Language in Thought and Action,  Samuel Ichiye Hayakawa, (1)


A semântica é tão importante quanto ignorada no uso da linguagem. Hayakawa, em seu livro O Pensamento Na Linguagem E  Na Ação, desqualificava  as palavras como instrumento de precisão, por não  terem peso, cor ou medida. Elas podem significar uma coisa para quem fala ou escreve e outra para o ouvinte ou leitor. Para ganharem precisão as palavras necessitam da ajuda de um ou mais  adjetivos ou , como os exemplos acima, ter os interlocutores  em  sintonia com o significado, como um quadro negro que é verde; pois não, como concordância;  obrigado como recusa; o boi que no açougue vira vaca....  Significados alterados em  consequência do fato da língua  ter vida . Ela está em constante mutação no seu significado e até pronuncia. Nas diversas regiões do país muitos vocábulos ganharam ou perderam sentido. O que conta  é que cada um de o mesmo significado ao verbete, caso contrário não há entendimento.


Um purista da língua tem a obrigação de olhar com lentes de aumento cada letra de um texto. Seria o ideal se todos os que escrevem, inclusive este rabiscador, nunca caíssem na imprecisão decorrente da ignorância, generalização ou  simplificação. Aplicar as palavras com exatidão é atributo dos clássicos  da língua - uma minoria! A  deturpação semântica segue com a história. Tente ler um texto em português arcaico. Para não ir tão longe, ficando nos primórdios do Brasil, os descobridores que desbravavam os   sertões em busca de riquesas, eram chamados de bandeirantes.
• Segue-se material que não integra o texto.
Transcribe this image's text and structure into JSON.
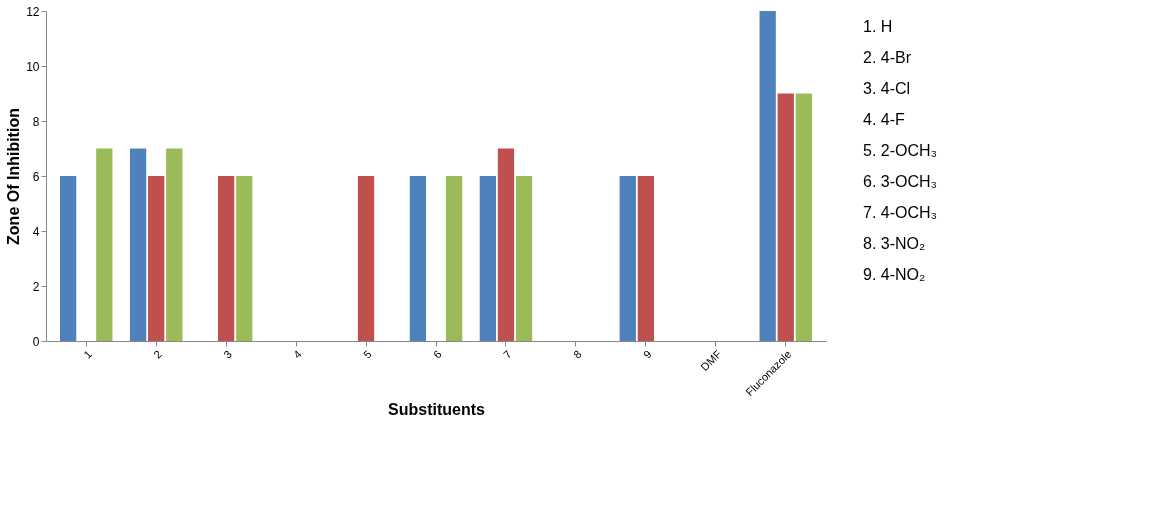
{
  "chart_data": {
    "type": "bar",
    "xlabel": "Substituents",
    "ylabel": "Zone Of Inhibition",
    "categories": [
      "1",
      "2",
      "3",
      "4",
      "5",
      "6",
      "7",
      "8",
      "9",
      "DMF",
      "Fluconazole"
    ],
    "series": [
      {
        "color": "#4f81bd",
        "values": [
          6,
          7,
          0,
          0,
          0,
          6,
          6,
          0,
          6,
          0,
          12
        ]
      },
      {
        "color": "#c0504d",
        "values": [
          0,
          6,
          6,
          0,
          6,
          0,
          7,
          0,
          6,
          0,
          9
        ]
      },
      {
        "color": "#9bbb59",
        "values": [
          7,
          7,
          6,
          0,
          0,
          6,
          6,
          0,
          0,
          0,
          9
        ]
      }
    ],
    "ylim": [
      0,
      12
    ],
    "yticks": [
      0,
      2,
      4,
      6,
      8,
      10,
      12
    ],
    "grid": false,
    "annotations": [
      "1. H",
      "2. 4-Br",
      "3. 4-Cl",
      "4. 4-F",
      "5. 2-OCH₃",
      "6. 3-OCH₃",
      "7. 4-OCH₃",
      "8. 3-NO₂",
      "9. 4-NO₂"
    ]
  }
}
Nos meados do século passado, Assis Chateaubriand (2), denominava genericamente todos os homens de negócios  como Capitães Da Indústria , mesmo  não tendo  sido os descobridores das oportunidades,  bastava o envolvimento com uma empresa. A generalização foi ao ponto de aplicar a expressão a um indivíduo cujo único negócio eram milhares de pés de café. 
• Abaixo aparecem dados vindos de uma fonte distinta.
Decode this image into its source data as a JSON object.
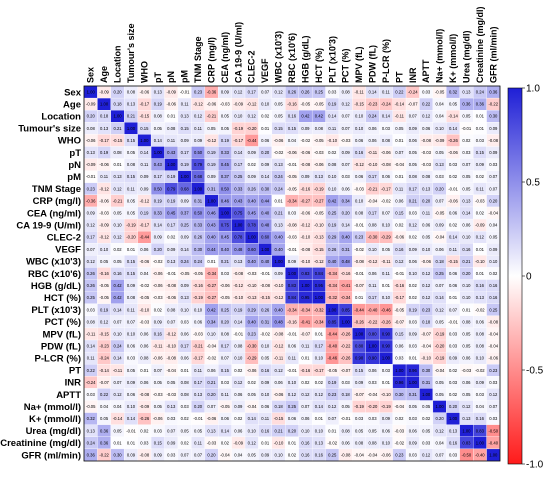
{
  "chart_data": {
    "type": "heatmap",
    "variables": [
      "Sex",
      "Age",
      "Location",
      "Tumour's size",
      "WHO",
      "pT",
      "pN",
      "pM",
      "TNM Stage",
      "CRP (mg/l)",
      "CEA (ng/ml)",
      "CA 19-9 (U/ml)",
      "CLEC-2",
      "VEGF",
      "WBC (x10'3)",
      "RBC (x10'6)",
      "HGB (g/dL)",
      "HCT (%)",
      "PLT (x10'3)",
      "PCT (%)",
      "MPV (fL)",
      "PDW (fL)",
      "P-LCR (%)",
      "PT",
      "INR",
      "APTT",
      "Na+ (mmol/l)",
      "K+ (mmol/l)",
      "Urea (mg/dl)",
      "Creatinine (mg/dl)",
      "GFR (ml/min)"
    ],
    "column_labels": [
      "Sex",
      "Age",
      "Location",
      "Tumour's size",
      "WHO",
      "pT",
      "pN",
      "pM",
      "TNM Stage",
      "CRP (mg/l)",
      "CEA (ng/ml)",
      "CA 19-9 (U/ml)",
      "CLEC-2",
      "VEGF",
      "WBC (x10'3)",
      "RBC (x10'6)",
      "HGB (g/dL)",
      "HCT (%)",
      "PLT (x10'3)",
      "PCT (%)",
      "MPV (fL)",
      "PDW (fL)",
      "P-LCR (%)",
      "PT",
      "INR",
      "APTT",
      "Na+ (mmol/l)",
      "K+ (mmol/l)",
      "Urea (mg/dl)",
      "Creatinine (mg/dl)",
      "GFR (ml/min)"
    ],
    "colorbar": {
      "range": [
        -1.0,
        1.0
      ],
      "ticks": [
        "1.0",
        "0.5",
        "0",
        "-0.5",
        "-1.0"
      ],
      "tick_values": [
        1.0,
        0.5,
        0,
        -0.5,
        -1.0
      ],
      "positive_color": "#1f1fd6",
      "zero_color": "#ffffff",
      "negative_color": "#ff1a1a"
    },
    "matrix": [
      [
        1.0,
        -0.09,
        0.2,
        0.08,
        -0.06,
        0.13,
        -0.09,
        -0.01,
        0.23,
        -0.36,
        0.09,
        0.12,
        0.17,
        0.07,
        0.12,
        0.26,
        0.26,
        0.25,
        0.03,
        0.08,
        -0.11,
        0.14,
        0.11,
        0.22,
        -0.24,
        0.03,
        -0.05,
        0.32,
        0.13,
        0.24,
        0.36
      ],
      [
        -0.09,
        1.0,
        0.18,
        0.13,
        -0.17,
        0.19,
        -0.06,
        0.11,
        -0.12,
        -0.06,
        -0.03,
        -0.09,
        -0.12,
        0.1,
        0.05,
        -0.16,
        -0.05,
        -0.05,
        0.19,
        0.12,
        -0.15,
        -0.23,
        -0.24,
        -0.14,
        -0.07,
        0.22,
        0.04,
        0.05,
        0.36,
        0.36,
        -0.22
      ],
      [
        0.2,
        0.18,
        1.0,
        0.21,
        -0.15,
        0.08,
        0.01,
        0.13,
        0.12,
        -0.21,
        0.05,
        0.1,
        0.12,
        0.02,
        0.05,
        0.16,
        0.42,
        0.42,
        0.14,
        0.07,
        0.1,
        0.24,
        0.14,
        -0.11,
        0.07,
        0.12,
        0.04,
        -0.14,
        0.05,
        0.01,
        0.3
      ],
      [
        0.08,
        0.13,
        0.21,
        1.0,
        0.15,
        0.05,
        0.08,
        0.15,
        0.11,
        0.05,
        0.05,
        -0.19,
        -0.2,
        0.01,
        0.15,
        0.15,
        0.09,
        0.08,
        0.11,
        0.07,
        0.1,
        0.06,
        0.03,
        0.05,
        0.09,
        0.06,
        0.1,
        0.14,
        -0.01,
        0.01,
        0.09
      ],
      [
        -0.06,
        -0.17,
        -0.15,
        0.15,
        1.0,
        0.14,
        0.11,
        0.09,
        0.09,
        -0.12,
        0.19,
        -0.17,
        -0.44,
        0.06,
        -0.06,
        0.04,
        -0.02,
        -0.05,
        -0.1,
        -0.03,
        0.06,
        0.06,
        0.08,
        0.01,
        0.06,
        -0.08,
        -0.09,
        -0.26,
        0.02,
        0.03,
        -0.08
      ],
      [
        0.13,
        0.19,
        0.08,
        0.05,
        0.14,
        1.0,
        0.43,
        0.17,
        0.5,
        0.19,
        0.33,
        0.14,
        0.09,
        0.2,
        -0.02,
        -0.06,
        -0.06,
        -0.03,
        0.02,
        0.09,
        0.16,
        -0.11,
        -0.06,
        0.07,
        0.05,
        -0.03,
        0.05,
        -0.06,
        0.03,
        0.15,
        0.09
      ],
      [
        -0.09,
        -0.06,
        0.01,
        0.08,
        0.11,
        0.43,
        1.0,
        0.19,
        0.79,
        0.19,
        0.45,
        0.17,
        0.02,
        0.09,
        0.13,
        -0.01,
        -0.08,
        -0.06,
        0.08,
        0.07,
        -0.12,
        -0.1,
        -0.08,
        -0.04,
        0.05,
        -0.03,
        0.13,
        0.03,
        0.07,
        0.09,
        0.03
      ],
      [
        -0.01,
        0.11,
        0.13,
        0.15,
        0.09,
        0.17,
        0.19,
        1.0,
        0.68,
        0.09,
        0.37,
        0.25,
        0.09,
        0.14,
        0.24,
        -0.05,
        0.09,
        0.13,
        0.1,
        0.03,
        0.06,
        0.17,
        0.06,
        0.01,
        0.08,
        0.08,
        0.03,
        0.02,
        0.05,
        0.02,
        0.07
      ],
      [
        0.23,
        -0.12,
        0.12,
        0.11,
        0.09,
        0.5,
        0.79,
        0.68,
        1.0,
        0.31,
        0.5,
        0.33,
        0.26,
        0.3,
        0.24,
        -0.05,
        -0.16,
        -0.19,
        0.1,
        0.06,
        -0.03,
        -0.21,
        -0.17,
        0.11,
        0.17,
        0.13,
        0.2,
        -0.01,
        0.05,
        0.11,
        0.07
      ],
      [
        -0.36,
        -0.06,
        -0.21,
        0.05,
        -0.12,
        0.19,
        0.19,
        0.09,
        0.31,
        1.0,
        0.46,
        0.43,
        0.4,
        0.44,
        0.01,
        -0.34,
        -0.27,
        -0.27,
        0.42,
        0.34,
        0.1,
        -0.04,
        -0.02,
        0.06,
        0.21,
        0.2,
        0.07,
        -0.06,
        0.13,
        -0.03,
        0.2
      ],
      [
        0.09,
        -0.03,
        0.05,
        0.05,
        0.19,
        0.33,
        0.45,
        0.37,
        0.5,
        0.46,
        1.0,
        0.75,
        0.45,
        0.4,
        0.21,
        0.03,
        -0.06,
        -0.05,
        0.25,
        0.2,
        0.08,
        0.17,
        0.07,
        0.15,
        0.03,
        0.11,
        -0.05,
        0.06,
        0.14,
        0.02,
        -0.04
      ],
      [
        0.12,
        -0.09,
        0.1,
        -0.19,
        -0.17,
        0.14,
        0.17,
        0.25,
        0.33,
        0.43,
        0.75,
        1.0,
        0.78,
        0.48,
        0.13,
        -0.08,
        -0.12,
        -0.1,
        0.19,
        0.14,
        -0.01,
        0.08,
        0.1,
        0.02,
        0.12,
        0.06,
        0.09,
        0.02,
        0.06,
        -0.09,
        0.04
      ],
      [
        0.17,
        -0.12,
        0.12,
        -0.2,
        -0.44,
        0.09,
        0.02,
        0.09,
        0.26,
        0.4,
        0.45,
        0.78,
        1.0,
        0.6,
        0.4,
        -0.03,
        -0.1,
        -0.13,
        0.29,
        0.4,
        0.23,
        -0.3,
        -0.29,
        -0.06,
        0.02,
        0.05,
        -0.04,
        0.14,
        0.1,
        0.12,
        0.05
      ],
      [
        0.07,
        0.1,
        0.02,
        0.01,
        0.06,
        0.2,
        0.09,
        0.14,
        0.3,
        0.44,
        0.4,
        0.48,
        0.6,
        1.0,
        0.4,
        -0.01,
        -0.08,
        -0.15,
        0.26,
        0.31,
        -0.02,
        0.1,
        0.05,
        0.16,
        0.09,
        0.1,
        0.06,
        0.11,
        0.16,
        0.01,
        0.09
      ],
      [
        0.12,
        0.05,
        0.05,
        0.15,
        -0.06,
        -0.02,
        0.13,
        0.24,
        0.24,
        0.01,
        0.21,
        0.13,
        0.4,
        0.4,
        1.0,
        0.09,
        -0.1,
        -0.12,
        0.4,
        0.48,
        -0.08,
        -0.12,
        -0.11,
        0.12,
        0.06,
        -0.06,
        0.18,
        -0.15,
        0.21,
        -0.1,
        0.1
      ],
      [
        0.26,
        -0.16,
        0.16,
        0.15,
        0.04,
        -0.06,
        -0.01,
        -0.05,
        -0.05,
        -0.34,
        0.03,
        -0.08,
        -0.03,
        -0.01,
        0.09,
        1.0,
        0.83,
        0.84,
        -0.34,
        -0.16,
        -0.01,
        0.06,
        0.11,
        -0.01,
        0.1,
        0.12,
        0.25,
        0.06,
        0.2,
        0.01,
        0.02
      ],
      [
        0.26,
        -0.05,
        0.42,
        0.09,
        -0.02,
        -0.06,
        -0.08,
        0.09,
        -0.16,
        -0.27,
        -0.06,
        -0.12,
        -0.1,
        -0.08,
        -0.1,
        0.83,
        1.0,
        0.95,
        -0.34,
        -0.41,
        -0.07,
        0.11,
        0.01,
        -0.16,
        0.02,
        0.12,
        0.07,
        0.06,
        0.1,
        0.16,
        0.16
      ],
      [
        0.25,
        -0.05,
        0.42,
        0.08,
        -0.05,
        -0.03,
        -0.06,
        0.13,
        -0.19,
        -0.27,
        -0.05,
        -0.1,
        -0.13,
        -0.15,
        -0.12,
        0.84,
        0.95,
        1.0,
        -0.32,
        -0.34,
        0.01,
        0.17,
        0.1,
        -0.17,
        0.02,
        0.12,
        0.14,
        0.01,
        0.1,
        0.13,
        0.16
      ],
      [
        0.03,
        0.19,
        0.14,
        0.11,
        -0.1,
        0.02,
        0.08,
        0.1,
        0.1,
        0.42,
        0.25,
        0.19,
        0.29,
        0.26,
        0.4,
        -0.34,
        -0.34,
        -0.32,
        1.0,
        0.85,
        -0.44,
        -0.4,
        -0.46,
        -0.05,
        0.19,
        0.23,
        0.12,
        0.07,
        0.01,
        -0.02,
        0.25
      ],
      [
        0.08,
        0.12,
        0.07,
        0.07,
        -0.03,
        0.09,
        0.07,
        0.03,
        0.06,
        0.34,
        0.2,
        0.14,
        0.4,
        0.31,
        0.48,
        -0.16,
        -0.41,
        -0.34,
        0.85,
        1.0,
        -0.26,
        -0.22,
        -0.26,
        -0.07,
        0.03,
        0.18,
        0.05,
        -0.01,
        0.08,
        0.06,
        -0.08
      ],
      [
        -0.11,
        -0.15,
        0.1,
        0.1,
        0.06,
        0.16,
        -0.12,
        0.06,
        -0.03,
        0.1,
        0.08,
        -0.01,
        0.23,
        -0.02,
        -0.08,
        -0.01,
        -0.07,
        0.01,
        -0.44,
        -0.26,
        1.0,
        0.8,
        0.9,
        0.15,
        0.09,
        -0.07,
        -0.19,
        0.03,
        0.05,
        0.08,
        -0.04
      ],
      [
        0.14,
        -0.23,
        0.24,
        0.06,
        0.06,
        -0.11,
        -0.1,
        0.17,
        -0.21,
        -0.04,
        0.17,
        0.08,
        -0.3,
        0.1,
        -0.12,
        0.06,
        0.11,
        0.17,
        -0.4,
        -0.22,
        0.8,
        1.0,
        0.9,
        0.06,
        0.03,
        -0.04,
        -0.2,
        0.03,
        0.05,
        0.08,
        -0.04
      ],
      [
        0.11,
        -0.24,
        0.14,
        0.03,
        0.08,
        -0.06,
        -0.08,
        0.06,
        -0.17,
        -0.02,
        0.07,
        0.1,
        -0.29,
        0.05,
        -0.11,
        0.11,
        0.01,
        0.1,
        -0.46,
        -0.26,
        0.9,
        0.9,
        1.0,
        0.03,
        0.01,
        -0.1,
        -0.19,
        0.09,
        0.06,
        0.1,
        -0.06
      ],
      [
        0.22,
        -0.14,
        -0.11,
        0.05,
        0.01,
        0.07,
        -0.04,
        0.01,
        0.11,
        0.06,
        0.15,
        0.02,
        -0.06,
        0.16,
        0.12,
        -0.01,
        -0.16,
        -0.17,
        -0.05,
        -0.07,
        0.15,
        0.06,
        0.03,
        1.0,
        0.96,
        0.3,
        -0.04,
        0.02,
        -0.03,
        -0.02,
        0.23
      ],
      [
        -0.24,
        -0.07,
        0.07,
        0.09,
        0.06,
        0.05,
        0.05,
        0.08,
        0.17,
        0.21,
        0.03,
        0.12,
        0.02,
        0.09,
        0.06,
        0.1,
        0.02,
        0.02,
        0.19,
        0.03,
        0.09,
        0.03,
        0.01,
        0.96,
        1.0,
        0.31,
        0.05,
        0.03,
        0.06,
        0.09,
        0.03
      ],
      [
        0.03,
        0.22,
        0.12,
        0.06,
        -0.08,
        -0.03,
        -0.03,
        0.08,
        0.13,
        0.2,
        0.11,
        0.06,
        0.05,
        0.1,
        -0.06,
        0.12,
        0.12,
        0.12,
        0.23,
        0.18,
        -0.07,
        -0.04,
        -0.1,
        0.3,
        0.31,
        1.0,
        0.05,
        0.02,
        0.05,
        0.03,
        0.12
      ],
      [
        -0.05,
        0.04,
        0.04,
        0.1,
        -0.09,
        0.05,
        0.13,
        0.03,
        0.2,
        0.07,
        -0.05,
        0.09,
        -0.04,
        0.06,
        0.18,
        0.25,
        0.07,
        0.14,
        0.12,
        0.05,
        -0.19,
        -0.2,
        -0.19,
        -0.04,
        0.05,
        0.05,
        1.0,
        0.2,
        0.12,
        0.04,
        0.07
      ],
      [
        0.32,
        0.05,
        -0.14,
        0.14,
        -0.26,
        -0.06,
        0.03,
        0.02,
        -0.01,
        -0.06,
        0.06,
        0.02,
        0.14,
        0.11,
        -0.15,
        0.06,
        0.06,
        0.01,
        0.07,
        -0.01,
        0.03,
        0.03,
        0.09,
        0.02,
        0.03,
        0.02,
        0.2,
        1.0,
        0.13,
        0.16,
        0.03
      ],
      [
        0.13,
        0.36,
        0.05,
        -0.01,
        0.02,
        0.03,
        0.07,
        0.05,
        0.05,
        0.13,
        0.14,
        0.06,
        0.1,
        0.16,
        0.21,
        0.2,
        0.1,
        0.1,
        0.01,
        0.08,
        0.05,
        0.05,
        0.06,
        -0.03,
        0.06,
        0.05,
        0.12,
        0.13,
        1.0,
        0.83,
        -0.5
      ],
      [
        0.24,
        0.36,
        0.01,
        0.01,
        0.03,
        0.15,
        0.09,
        0.02,
        0.11,
        -0.03,
        0.02,
        -0.09,
        0.12,
        0.01,
        -0.1,
        0.01,
        0.16,
        0.13,
        -0.02,
        0.06,
        0.08,
        0.08,
        0.1,
        -0.02,
        0.09,
        0.03,
        0.04,
        0.16,
        0.83,
        1.0,
        -0.4
      ],
      [
        0.36,
        -0.22,
        0.3,
        0.09,
        -0.08,
        0.09,
        0.03,
        0.07,
        0.07,
        0.2,
        -0.04,
        0.04,
        0.05,
        0.09,
        0.1,
        0.02,
        0.16,
        0.16,
        0.25,
        -0.08,
        -0.04,
        -0.04,
        -0.06,
        0.23,
        0.03,
        0.12,
        0.07,
        0.03,
        -0.5,
        -0.4,
        1.0
      ]
    ]
  }
}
Na  economia, há não muitos anos, intelectuais como   Frank Knight, Peter Drucker,  Schumpeter,  Kirshner (3), reclassificaram  as funções dos homens de empresa,  fazendo uma distinção entre os que descobrem uma oportunidade e os que os sucedem administrando-as. Israel Kirshner(4) pontuava que a diferença entre um empreendedor ( entrepreneur ) e um  administrador( manager ) é a descoberta da oportunidade -  é o estado de alertness . Uma habilidade que não pode ser ensinada, ela é natural da pessoa.Todas as outras condições, segundo ele:  podem  ser compradas, emprestadas ou copiadas. Na prática o rigor semântico não é fácil de ser seguido. Bill Gates inventou a Microsoft, portanto, foi um empreendedor, mas a geriu por bom tempo, então, foi  um administrador. Hoje é um acionista. Como deve ser nominado? Amador Aguiar (4) era um bancário, no início da carreira, como diretor do Bradesco deveria ser considerado um empresário até que assumiu o poder na organização e revolucionou o sistema bancário, seria então um empreendedor. Um (Gates) começou em uma ponta extrema e o outro ( Amador ) na outra. Como devemos nos referir a eles?
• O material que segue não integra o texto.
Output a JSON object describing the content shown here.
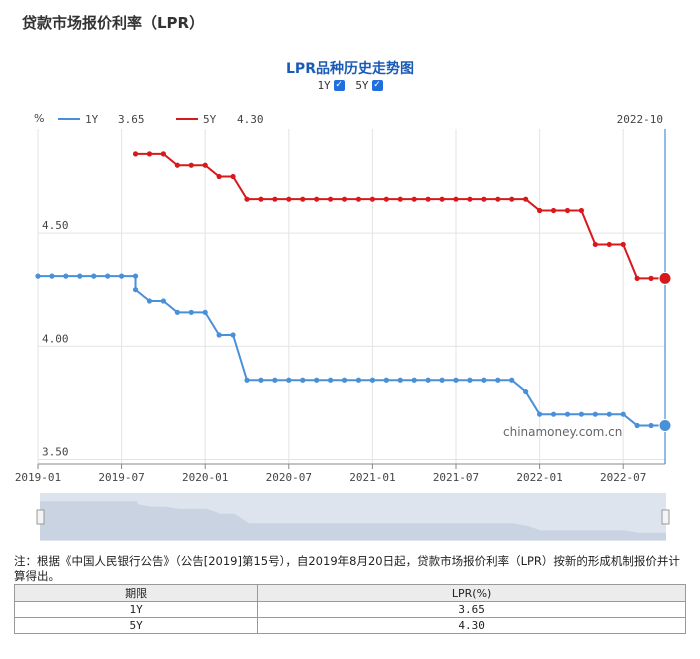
{
  "page_title": "贷款市场报价利率（LPR）",
  "chart_title": "LPR品种历史走势图",
  "toggles": [
    {
      "label": "1Y",
      "checked": true
    },
    {
      "label": "5Y",
      "checked": true
    }
  ],
  "watermark": "chinamoney.com.cn",
  "note": "注：根据《中国人民银行公告》（公告[2019]第15号），自2019年8月20日起，贷款市场报价利率（LPR）按新的形成机制报价并计算得出。",
  "table": {
    "headers": [
      "期限",
      "LPR(%)"
    ],
    "rows": [
      [
        "1Y",
        "3.65"
      ],
      [
        "5Y",
        "4.30"
      ]
    ]
  },
  "chart_data": {
    "type": "line",
    "y_unit_label": "%",
    "current_date_label": "2022-10",
    "ylim": [
      3.48,
      4.96
    ],
    "y_ticks": [
      "3.50",
      "4.00",
      "4.50"
    ],
    "x_tick_labels": [
      "2019-01",
      "2019-07",
      "2020-01",
      "2020-07",
      "2021-01",
      "2021-07",
      "2022-01",
      "2022-07"
    ],
    "x_tick_dates": [
      "2019-01",
      "2019-07",
      "2020-01",
      "2020-07",
      "2021-01",
      "2021-07",
      "2022-01",
      "2022-07"
    ],
    "x_range": [
      "2019-01",
      "2022-10"
    ],
    "grid": true,
    "legend_position": "top-left",
    "series": [
      {
        "name": "1Y",
        "latest": "3.65",
        "color": "#4a90d9",
        "points": [
          [
            "2019-01",
            4.31
          ],
          [
            "2019-02",
            4.31
          ],
          [
            "2019-03",
            4.31
          ],
          [
            "2019-04",
            4.31
          ],
          [
            "2019-05",
            4.31
          ],
          [
            "2019-06",
            4.31
          ],
          [
            "2019-07",
            4.31
          ],
          [
            "2019-08",
            4.31
          ],
          [
            "2019-08",
            4.25
          ],
          [
            "2019-09",
            4.2
          ],
          [
            "2019-10",
            4.2
          ],
          [
            "2019-11",
            4.15
          ],
          [
            "2019-12",
            4.15
          ],
          [
            "2020-01",
            4.15
          ],
          [
            "2020-02",
            4.05
          ],
          [
            "2020-03",
            4.05
          ],
          [
            "2020-04",
            3.85
          ],
          [
            "2020-05",
            3.85
          ],
          [
            "2020-06",
            3.85
          ],
          [
            "2020-07",
            3.85
          ],
          [
            "2020-08",
            3.85
          ],
          [
            "2020-09",
            3.85
          ],
          [
            "2020-10",
            3.85
          ],
          [
            "2020-11",
            3.85
          ],
          [
            "2020-12",
            3.85
          ],
          [
            "2021-01",
            3.85
          ],
          [
            "2021-02",
            3.85
          ],
          [
            "2021-03",
            3.85
          ],
          [
            "2021-04",
            3.85
          ],
          [
            "2021-05",
            3.85
          ],
          [
            "2021-06",
            3.85
          ],
          [
            "2021-07",
            3.85
          ],
          [
            "2021-08",
            3.85
          ],
          [
            "2021-09",
            3.85
          ],
          [
            "2021-10",
            3.85
          ],
          [
            "2021-11",
            3.85
          ],
          [
            "2021-12",
            3.8
          ],
          [
            "2022-01",
            3.7
          ],
          [
            "2022-02",
            3.7
          ],
          [
            "2022-03",
            3.7
          ],
          [
            "2022-04",
            3.7
          ],
          [
            "2022-05",
            3.7
          ],
          [
            "2022-06",
            3.7
          ],
          [
            "2022-07",
            3.7
          ],
          [
            "2022-08",
            3.65
          ],
          [
            "2022-09",
            3.65
          ],
          [
            "2022-10",
            3.65
          ]
        ]
      },
      {
        "name": "5Y",
        "latest": "4.30",
        "color": "#d7191c",
        "points": [
          [
            "2019-08",
            4.85
          ],
          [
            "2019-09",
            4.85
          ],
          [
            "2019-10",
            4.85
          ],
          [
            "2019-11",
            4.8
          ],
          [
            "2019-12",
            4.8
          ],
          [
            "2020-01",
            4.8
          ],
          [
            "2020-02",
            4.75
          ],
          [
            "2020-03",
            4.75
          ],
          [
            "2020-04",
            4.65
          ],
          [
            "2020-05",
            4.65
          ],
          [
            "2020-06",
            4.65
          ],
          [
            "2020-07",
            4.65
          ],
          [
            "2020-08",
            4.65
          ],
          [
            "2020-09",
            4.65
          ],
          [
            "2020-10",
            4.65
          ],
          [
            "2020-11",
            4.65
          ],
          [
            "2020-12",
            4.65
          ],
          [
            "2021-01",
            4.65
          ],
          [
            "2021-02",
            4.65
          ],
          [
            "2021-03",
            4.65
          ],
          [
            "2021-04",
            4.65
          ],
          [
            "2021-05",
            4.65
          ],
          [
            "2021-06",
            4.65
          ],
          [
            "2021-07",
            4.65
          ],
          [
            "2021-08",
            4.65
          ],
          [
            "2021-09",
            4.65
          ],
          [
            "2021-10",
            4.65
          ],
          [
            "2021-11",
            4.65
          ],
          [
            "2021-12",
            4.65
          ],
          [
            "2022-01",
            4.6
          ],
          [
            "2022-02",
            4.6
          ],
          [
            "2022-03",
            4.6
          ],
          [
            "2022-04",
            4.6
          ],
          [
            "2022-05",
            4.45
          ],
          [
            "2022-06",
            4.45
          ],
          [
            "2022-07",
            4.45
          ],
          [
            "2022-08",
            4.3
          ],
          [
            "2022-09",
            4.3
          ],
          [
            "2022-10",
            4.3
          ]
        ]
      }
    ]
  }
}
Realmente a comunicação é uma arte, principalmente porque as palavras não quantificam e nem qualificam de per si, portanto o entendimento depende  da sintonia dos interlocutores. Como  era mais simples, ainda que menos precisa, quando não existiam classificações!  Eram bandeirantes por ter bandeira, capitães por analogia ao comando de um batalhão militar, empresário por ter vínculos com a empresa e empreendedor por ter o dom de criar riqueza. Como diria Hayakawa: nenhuma destas classificações é final, cada uma tem a ver com a  sua época e propósito. Este é o valor da semântica.


                                                                       As Minhas Reflexões.

Jorge Wilson Simeira Jacob

30 de outubro de 2020.



(1) Samuel Ichiye Hayakawa foi um acadêmico e político estadunidense. Foi educado nas escolas públicas de Calgary e Winnipeg, no Canadá. Recebeu a sua licenciatura na Universidade de Manitoba, em 1927; e graduação em Inglês pela Universidade McGill, em 1928, e pela Universidade de Wisconsin-Madison, em 1935. Nascimento: 18 de julho de 1906, Vancouver, Canadá


(2) Assis Chateaubriand 

Francisco de Assis Chateaubriand Bandeira de Mello, mais conhecido como Assis Chateaubriand ou Chatô, foi um jornalista, escritor, advogado, professor de direito, empresário, mecenas e político brasileiro. Destacou-se como um dos homens públicos mais influentes do Brasil entre as décadas de 1940 e 1960. Wikipédia


(4) Frank Knight (1967) e Peter Drucker (1970), o empreendedorismo refere-se a assumir riscos. Schumpeter amplia o conceito, afirmando que "o empreendedor é a pessoa que destrói a ordem econômica existente graças à introdução no mercado de novos produtos/serviços, pela criação de novas formas de gestão ou pela exploração de novos recursos, materiais e tecnologia". Assim, os empreendedores "não são simplesmente provedores de mercadorias ou de serviços, mas fontes de energia que assumem riscos em uma economia em constante transformação e crescimento." 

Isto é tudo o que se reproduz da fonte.